You can't do that unless you're a VoIP app or a GPS app.
For other types of app, the closest you can do is request the 10 minute long task completion mode. That'll give you ten minutes of running whatever you want in the background, after which the system kills your app.
I can't seem to find a clear answer to this-- I'm spec'ing out an iPhone app that I'd like to have live in the background and notify the user at certain periods throughout the day. So the user would launch the app in the morning and then continue to use their phone, then every few hours the app would pop open a notification dialog.
Will my app ever be shut down (automatically) by the OS? Or will it just live forever, notifying user when it needs to?
thanks,
Eric
Basically there are three kinds of running in the background on iOS 4:
Running in the background to "finish" stuff (e.g. upload a posting or a picture, finish processing something etc.). You ask the OS to grant you extra time after the user switches to another app, and it will tell you how much time you got. You can't run in the background for an indefinite time.
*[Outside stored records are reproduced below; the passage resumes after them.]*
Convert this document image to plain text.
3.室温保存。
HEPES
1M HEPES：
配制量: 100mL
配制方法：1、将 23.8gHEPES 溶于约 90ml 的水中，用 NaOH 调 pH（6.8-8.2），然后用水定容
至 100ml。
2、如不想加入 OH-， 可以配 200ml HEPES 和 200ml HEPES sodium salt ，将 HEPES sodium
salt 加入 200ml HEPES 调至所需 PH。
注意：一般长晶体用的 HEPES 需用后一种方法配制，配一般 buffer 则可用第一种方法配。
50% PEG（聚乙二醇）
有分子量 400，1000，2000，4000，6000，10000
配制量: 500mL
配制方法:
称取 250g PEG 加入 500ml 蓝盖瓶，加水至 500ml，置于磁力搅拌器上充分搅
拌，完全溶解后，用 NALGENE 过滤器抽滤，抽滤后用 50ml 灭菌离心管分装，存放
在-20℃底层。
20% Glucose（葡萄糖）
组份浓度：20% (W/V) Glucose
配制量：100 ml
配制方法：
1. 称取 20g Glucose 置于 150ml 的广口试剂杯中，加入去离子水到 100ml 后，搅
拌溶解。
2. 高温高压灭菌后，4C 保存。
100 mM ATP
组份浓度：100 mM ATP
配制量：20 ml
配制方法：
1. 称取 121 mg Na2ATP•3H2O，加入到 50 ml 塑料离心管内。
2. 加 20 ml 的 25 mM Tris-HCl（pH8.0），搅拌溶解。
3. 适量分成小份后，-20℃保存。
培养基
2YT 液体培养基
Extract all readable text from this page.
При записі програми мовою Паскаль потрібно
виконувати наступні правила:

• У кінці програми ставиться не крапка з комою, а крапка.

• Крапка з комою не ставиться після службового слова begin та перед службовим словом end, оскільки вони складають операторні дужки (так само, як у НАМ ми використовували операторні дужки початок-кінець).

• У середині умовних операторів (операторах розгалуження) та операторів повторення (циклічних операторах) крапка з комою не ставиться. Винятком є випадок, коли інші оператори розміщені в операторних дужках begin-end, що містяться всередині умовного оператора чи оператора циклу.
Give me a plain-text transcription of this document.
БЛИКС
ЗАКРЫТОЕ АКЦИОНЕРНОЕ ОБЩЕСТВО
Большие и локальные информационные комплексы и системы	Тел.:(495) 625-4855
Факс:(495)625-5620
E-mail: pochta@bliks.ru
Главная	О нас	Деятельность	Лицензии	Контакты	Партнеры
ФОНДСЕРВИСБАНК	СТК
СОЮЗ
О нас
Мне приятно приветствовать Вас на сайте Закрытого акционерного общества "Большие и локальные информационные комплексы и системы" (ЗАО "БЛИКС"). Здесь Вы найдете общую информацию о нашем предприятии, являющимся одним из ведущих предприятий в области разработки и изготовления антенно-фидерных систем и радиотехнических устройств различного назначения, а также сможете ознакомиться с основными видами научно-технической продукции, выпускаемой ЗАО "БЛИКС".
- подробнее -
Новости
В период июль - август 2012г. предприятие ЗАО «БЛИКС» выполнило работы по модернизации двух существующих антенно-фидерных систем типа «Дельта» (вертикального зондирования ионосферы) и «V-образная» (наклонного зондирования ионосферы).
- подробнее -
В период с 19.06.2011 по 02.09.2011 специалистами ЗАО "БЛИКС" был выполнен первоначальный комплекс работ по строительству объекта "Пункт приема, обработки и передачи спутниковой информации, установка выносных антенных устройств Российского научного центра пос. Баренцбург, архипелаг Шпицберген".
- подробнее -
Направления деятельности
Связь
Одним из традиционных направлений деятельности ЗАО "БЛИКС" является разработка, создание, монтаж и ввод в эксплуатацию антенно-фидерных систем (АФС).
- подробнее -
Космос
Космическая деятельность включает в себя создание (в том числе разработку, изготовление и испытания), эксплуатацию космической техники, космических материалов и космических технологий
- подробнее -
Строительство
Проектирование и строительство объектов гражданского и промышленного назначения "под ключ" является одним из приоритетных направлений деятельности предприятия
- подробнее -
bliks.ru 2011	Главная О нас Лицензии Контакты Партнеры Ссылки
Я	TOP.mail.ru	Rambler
Running in the background to do specific stuff: VoIP, tracking location (e.g. for GPS navigation), or playing audio. You can only do the stuff that you told the OS you would do in the background.
Local notifications (UILocalNotification). From your description, this is what you're looking for. You're not actually running, you just schedule notifications, and when it's time to notify the user, they'll be notified and can go to your app. If you need to notify the user dynamically (i.e. you don't know ahead at what times they need to be notified and it's not location or VoIP triggered), you might want to look into push notifications.